Wer in der Jugend spart, der darbt im Alter nicht.« –
Drauf ging der Geizhals fort. Ein Strom schamhafter Zähren
Floß von des Alten Angesicht.
»O Gott! du weißts.« Mehr sprach er nicht.
Ich konnte mich der Wehmut kaum erwehren,
Weil ich etwas mitleidig bin.
Ich gab ihm in der Angst den halben Gulden hin,
Für welchen ich die Neugier stillen wollte,
Und ging, damit er mich nicht weinen sehen sollte.

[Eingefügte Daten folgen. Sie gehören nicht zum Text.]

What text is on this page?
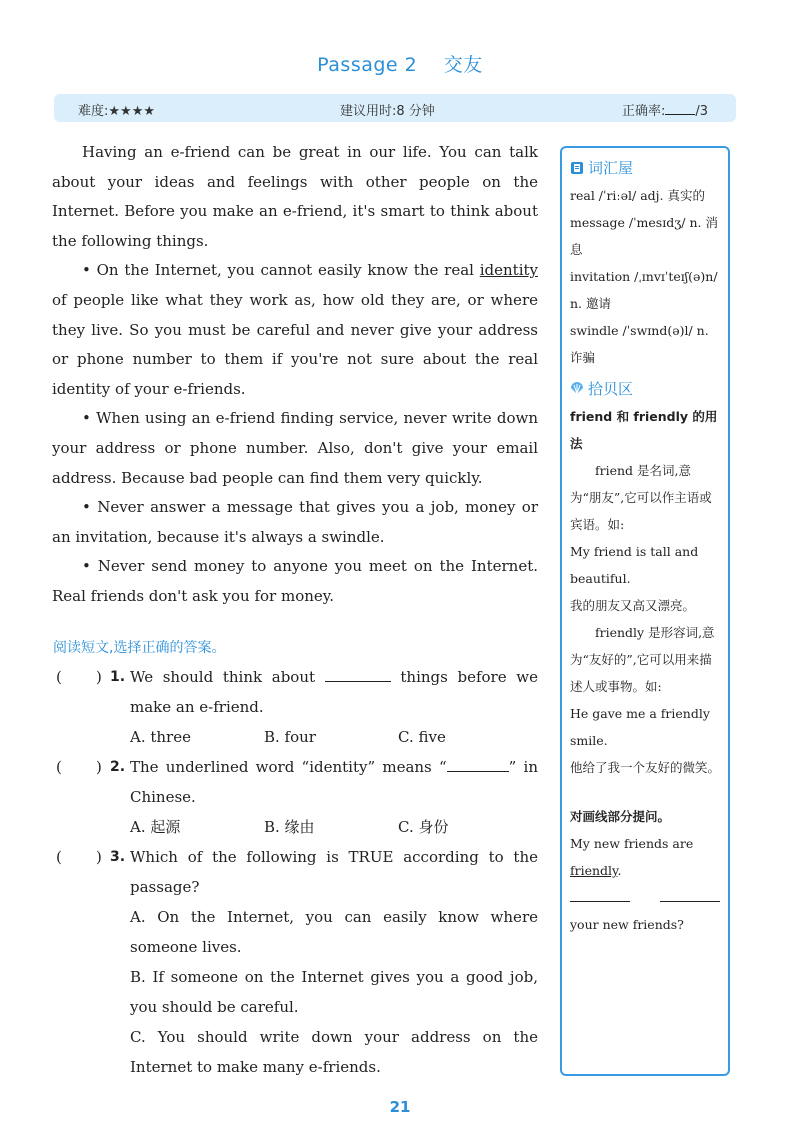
Passage 2 交友
难度:★★★★	建议用时:8 分钟	正确率: /3

Having an e-friend can be great in our life. You can talk about your ideas and feelings with other people on the Internet. Before you make an e-friend, it's smart to think about the following things.

• On the Internet, you cannot easily know the real identity of people like what they work as, how old they are, or where they live. So you must be careful and never give your address or phone number to them if you're not sure about the real identity of your e-friends.

• When using an e-friend finding service, never write down your address or phone number. Also, don't give your email address. Because bad people can find them very quickly.

• Never answer a message that gives you a job, money or an invitation, because it's always a swindle.

• Never send money to anyone you meet on the Internet. Real friends don't ask you for money.

阅读短文,选择正确的答案。
( ) 1. We should think about	things before we make an e-friend.
A. three	B. four	C. five
( ) 2. The underlined word “identity” means “	” in Chinese.
A. 起源	B. 缘由	C. 身份
( ) 3. Which of the following is TRUE according to the passage?
A. On the Internet, you can easily know where someone lives.
B. If someone on the Internet gives you a good job, you should be careful.
C. You should write down your address on the Internet to make many e-friends.
词汇屋

real /ˈriːəl/ adj. 真实的

message /ˈmesɪdʒ/ n. 消息

invitation /ˌɪnvɪˈteɪʃ(ə)n/ n. 邀请

swindle /ˈswɪnd(ə)l/ n. 诈骗

拾贝区

friend 和 friendly 的用法

friend 是名词,意为“朋友”,它可以作主语或宾语。如:

My friend is tall and beautiful.

我的朋友又高又漂亮。

friendly 是形容词,意为“友好的”,它可以用来描述人或事物。如:

He gave me a friendly smile.

他给了我一个友好的微笑。

对画线部分提问。

My new friends are friendly.

your new friends?

21
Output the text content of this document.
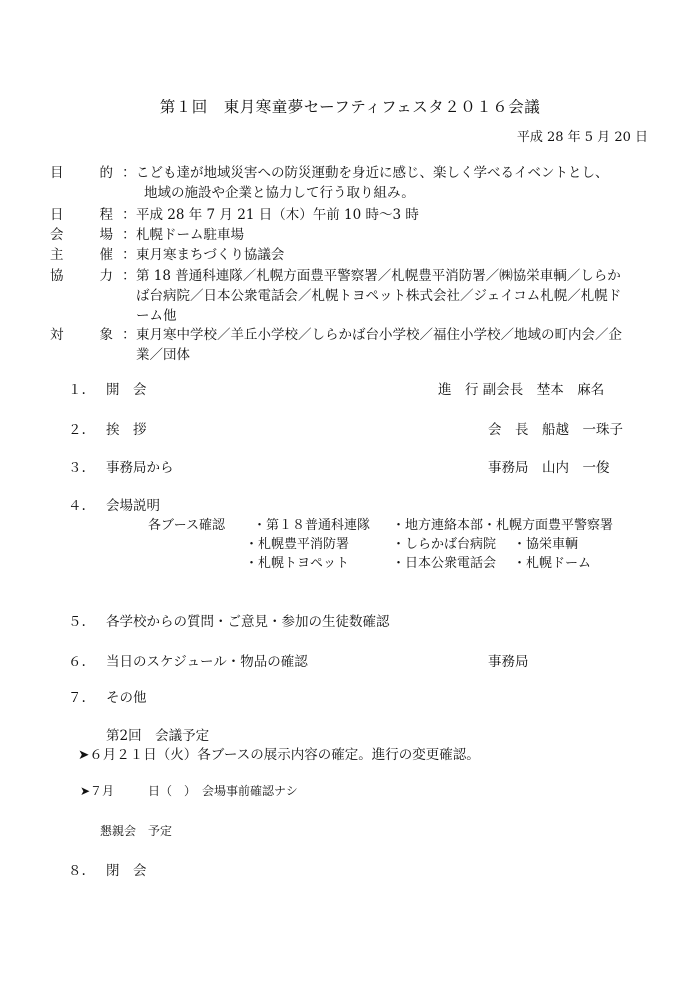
第１回　東月寒童夢セーフティフェスタ２０１６会議
平成 28 年 5 月 20 日
目	的 ： こども達が地域災害への防災運動を身近に感じ、楽しく学べるイベントとし、
地域の施設や企業と協力して行う取り組み。
日	程 ： 平成 28 年 7 月 21 日（木）午前 10 時〜3 時
会	場 ： 札幌ドーム駐車場
主	催 ： 東月寒まちづくり協議会
協	力 ： 第 18 普通科連隊／札幌方面豊平警察署／札幌豊平消防署／㈱協栄車輌／しらか
ば台病院／日本公衆電話会／札幌トヨペット株式会社／ジェイコム札幌／札幌ド
ーム他
対	象 ： 東月寒中学校／羊丘小学校／しらかば台小学校／福住小学校／地域の町内会／企
業／団体
１. 開　会	進　行 副会長　埜本　麻名
２. 挨　拶	会　長　船越　一珠子
３. 事務局から	事務局　山内　一俊
４. 会場説明
各ブース確認 ・第１８普通科連隊 ・地方連絡本部・札幌方面豊平警察署
・札幌豊平消防署	・しらかば台病院 ・協栄車輌
・札幌トヨペット	・日本公衆電話会 ・札幌ドーム
５. 各学校からの質問・ご意見・参加の生徒数確認
６. 当日のスケジュール・物品の確認	事務局
７. その他
第2回　会議予定
➤６月２１日（火）各ブースの展示内容の確定。進行の変更確認。
➤７月	日（　）　会場事前確認ナシ
懇親会　予定
８. 閉　会
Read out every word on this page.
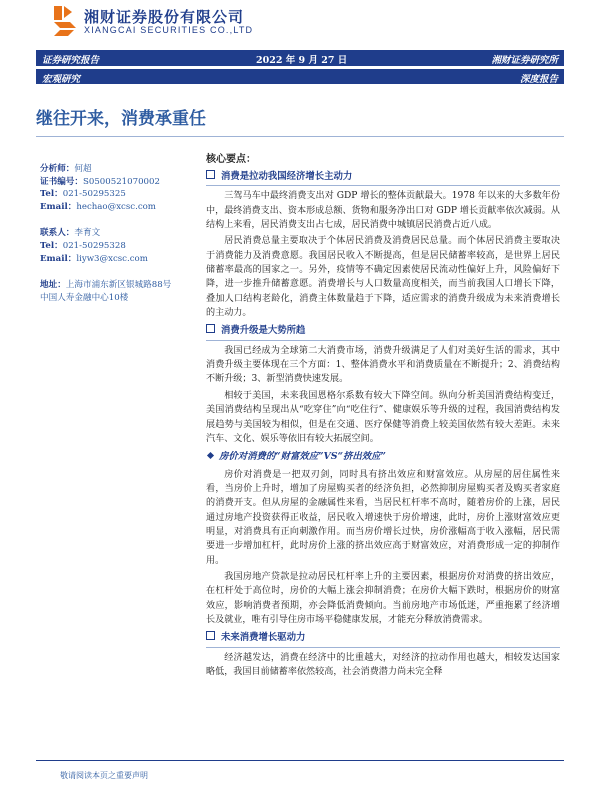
湘财证券股份有限公司
XIANGCAI SECURITIES CO.,LTD
证券研究报告	2022 年 9 月 27 日	湘财证券研究所
宏观研究	深度报告
继往开来，消费承重任
分析师：何超
证书编号：S0500521070002
Tel：021-50295325
Email：hechao@xcsc.com
联系人：李育文
Tel：021-50295328
Email：liyw3@xcsc.com
地址：上海市浦东新区银城路88号
中国人寿金融中心10楼
核心要点：
消费是拉动我国经济增长主动力

三驾马车中最终消费支出对 GDP 增长的整体贡献最大。1978 年以来的大多数年份中，最终消费支出、资本形成总额、货物和服务净出口对 GDP 增长贡献率依次减弱。从结构上来看，居民消费支出占七成，居民消费中城镇居民消费占近八成。

居民消费总量主要取决于个体居民消费及消费居民总量。而个体居民消费主要取决于消费能力及消费意愿。我国居民收入不断提高，但是居民储蓄率较高，是世界上居民储蓄率最高的国家之一。另外，疫情等不确定因素使居民流动性偏好上升，风险偏好下降，进一步推升储蓄意愿。消费增长与人口数量高度相关，而当前我国人口增长下降，叠加人口结构老龄化，消费主体数量趋于下降，适应需求的消费升级成为未来消费增长的主动力。

消费升级是大势所趋

我国已经成为全球第二大消费市场，消费升级满足了人们对美好生活的需求，其中消费升级主要体现在三个方面：1、整体消费水平和消费质量在不断提升；2、消费结构不断升级；3、新型消费快速发展。

相较于美国，未来我国恩格尔系数有较大下降空间。纵向分析美国消费结构变迁，美国消费结构呈现出从“吃穿住”向“吃住行”、健康娱乐等升级的过程，我国消费结构发展趋势与美国较为相似，但是在交通、医疗保健等消费上较美国依然有较大差距。未来汽车、文化、娱乐等依旧有较大拓展空间。

房价对消费的“财富效应”VS“挤出效应”

房价对消费是一把双刃剑，同时具有挤出效应和财富效应。从房屋的居住属性来看，当房价上升时，增加了房屋购买者的经济负担，必然抑制房屋购买者及购买者家庭的消费开支。但从房屋的金融属性来看，当居民杠杆率不高时，随着房价的上涨，居民通过房地产投资获得正收益，居民收入增速快于房价增速，此时，房价上涨财富效应更明显，对消费具有正向刺激作用。而当房价增长过快，房价涨幅高于收入涨幅，居民需要进一步增加杠杆，此时房价上涨的挤出效应高于财富效应，对消费形成一定的抑制作用。

我国房地产贷款是拉动居民杠杆率上升的主要因素，根据房价对消费的挤出效应，在杠杆处于高位时，房价的大幅上涨会抑制消费；在房价大幅下跌时，根据房价的财富效应，影响消费者预期，亦会降低消费倾向。当前房地产市场低迷，严重拖累了经济增长及就业，唯有引导住房市场平稳健康发展，才能充分释放消费需求。

未来消费增长驱动力

经济越发达，消费在经济中的比重越大，对经济的拉动作用也越大，相较发达国家略低，我国目前储蓄率依然较高，社会消费潜力尚未完全释

敬请阅读本页之重要声明
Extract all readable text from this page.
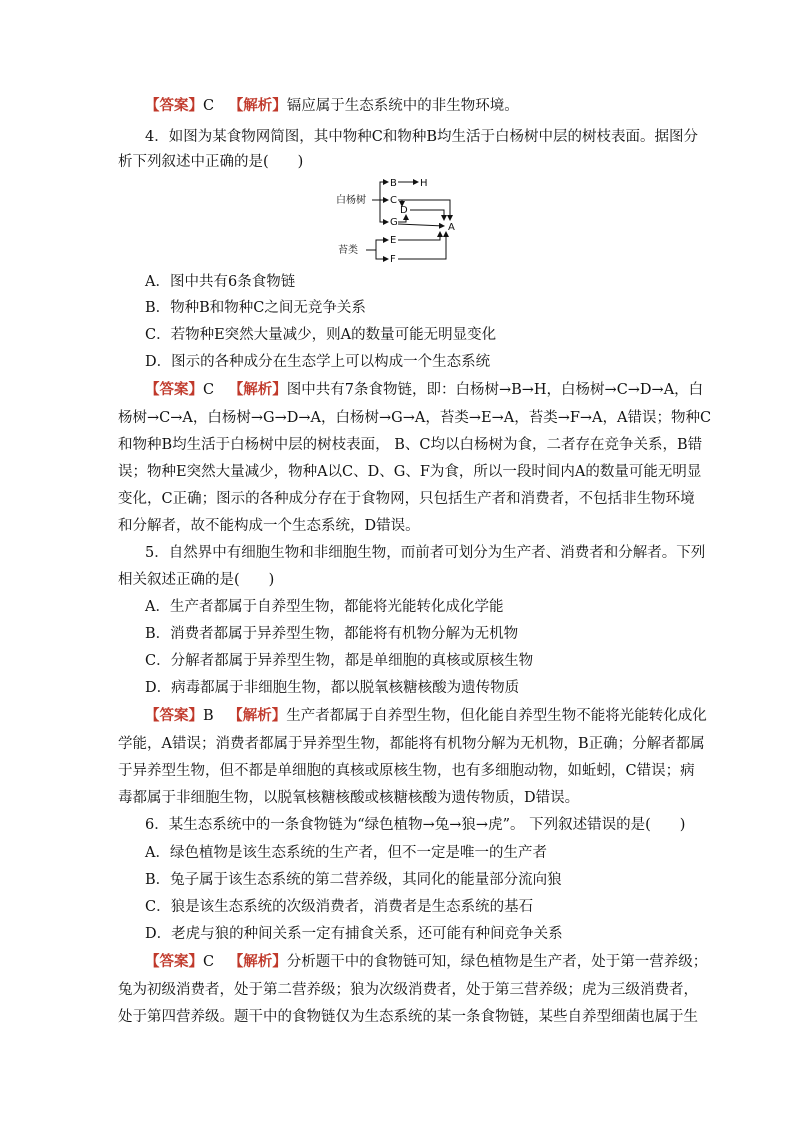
【答案】C 【解析】镉应属于生态系统中的非生物环境。
4．如图为某食物网简图，其中物种C和物种B均生活于白杨树中层的树枝表面。据图分
析下列叙述中正确的是(　　)
白杨树
苔类
B H
C
D
G	A
E
F
A．图中共有6条食物链
B．物种B和物种C之间无竞争关系
C．若物种E突然大量减少，则A的数量可能无明显变化
D．图示的各种成分在生态学上可以构成一个生态系统
【答案】C 【解析】图中共有7条食物链，即：白杨树→B→H，白杨树→C→D→A，白
杨树→C→A，白杨树→G→D→A，白杨树→G→A，苔类→E→A，苔类→F→A，A错误；物种C
和物种B均生活于白杨树中层的树枝表面， B、C均以白杨树为食，二者存在竞争关系，B错
误；物种E突然大量减少，物种A以C、D、G、F为食，所以一段时间内A的数量可能无明显
变化，C正确；图示的各种成分存在于食物网，只包括生产者和消费者，不包括非生物环境
和分解者，故不能构成一个生态系统，D错误。
5．自然界中有细胞生物和非细胞生物，而前者可划分为生产者、消费者和分解者。下列
相关叙述正确的是(　　)
A．生产者都属于自养型生物，都能将光能转化成化学能
B．消费者都属于异养型生物，都能将有机物分解为无机物
C．分解者都属于异养型生物，都是单细胞的真核或原核生物
D．病毒都属于非细胞生物，都以脱氧核糖核酸为遗传物质
【答案】B 【解析】生产者都属于自养型生物，但化能自养型生物不能将光能转化成化
学能，A错误；消费者都属于异养型生物，都能将有机物分解为无机物，B正确；分解者都属
于异养型生物，但不都是单细胞的真核或原核生物，也有多细胞动物，如蚯蚓，C错误；病
毒都属于非细胞生物，以脱氧核糖核酸或核糖核酸为遗传物质，D错误。
6．某生态系统中的一条食物链为“绿色植物→兔→狼→虎”。 下列叙述错误的是(　　)
A．绿色植物是该生态系统的生产者，但不一定是唯一的生产者
B．兔子属于该生态系统的第二营养级，其同化的能量部分流向狼
C．狼是该生态系统的次级消费者，消费者是生态系统的基石
D．老虎与狼的种间关系一定有捕食关系，还可能有种间竞争关系
【答案】C 【解析】分析题干中的食物链可知，绿色植物是生产者，处于第一营养级；
兔为初级消费者，处于第二营养级；狼为次级消费者，处于第三营养级；虎为三级消费者，
处于第四营养级。题干中的食物链仅为生态系统的某一条食物链，某些自养型细菌也属于生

Allein er rufte mich zurück.
»Ach!« sprach er mit noch nassem Blick,
»Ihr werdet Euch vergriffen haben,
Es ist ein gar zu großes Stück.
Ich bring Euch nicht darum, gebt mir so viel zurück,
Als ich bedarf, um mich durch etwas Bier zu laben!«
»Ihr«, sprach ich, »sollt es alles haben,
Ich seh, daß Ihrs verdient; trinkt etwas Wein dafür.
Doch, armer Greis, wo wohnet Ihr?«
Er sagte mir das Haus. — Ich ging am andern Tage
Nach diesem Greis, der mir so redlich schien,
Und tat im Gehn schon manche Frag an ihn.
Allein, indem ich nach ihm frage,
War er seit einer Stunde tot.
Die Mien auf seinem Sterbebette
War noch die redliche, mit der er gestern redte.
Ein Psalmbuch und ein wenig Brot
Lag neben ihm auf seinem harten Bette.
O, wenn der Geizhals doch den Greis gesehen hätte,
Mit dem er so unchristlich redte!
Und der vielleicht ihn itzt bei Gott verklagt,
Daß er vor seinem Tod ihm einen Trunk versagt.
So sprach mein Freund und bat, die Müh auf mich zu nehmen,
Und öffentlich den Geizhals zu beschämen.
Wiewohl ein Mann, der sich zu keiner Pflicht
Als für das Geld versteht, der schämt sich ewig nicht
Text: Christian Fürchtegott Gellert (1748)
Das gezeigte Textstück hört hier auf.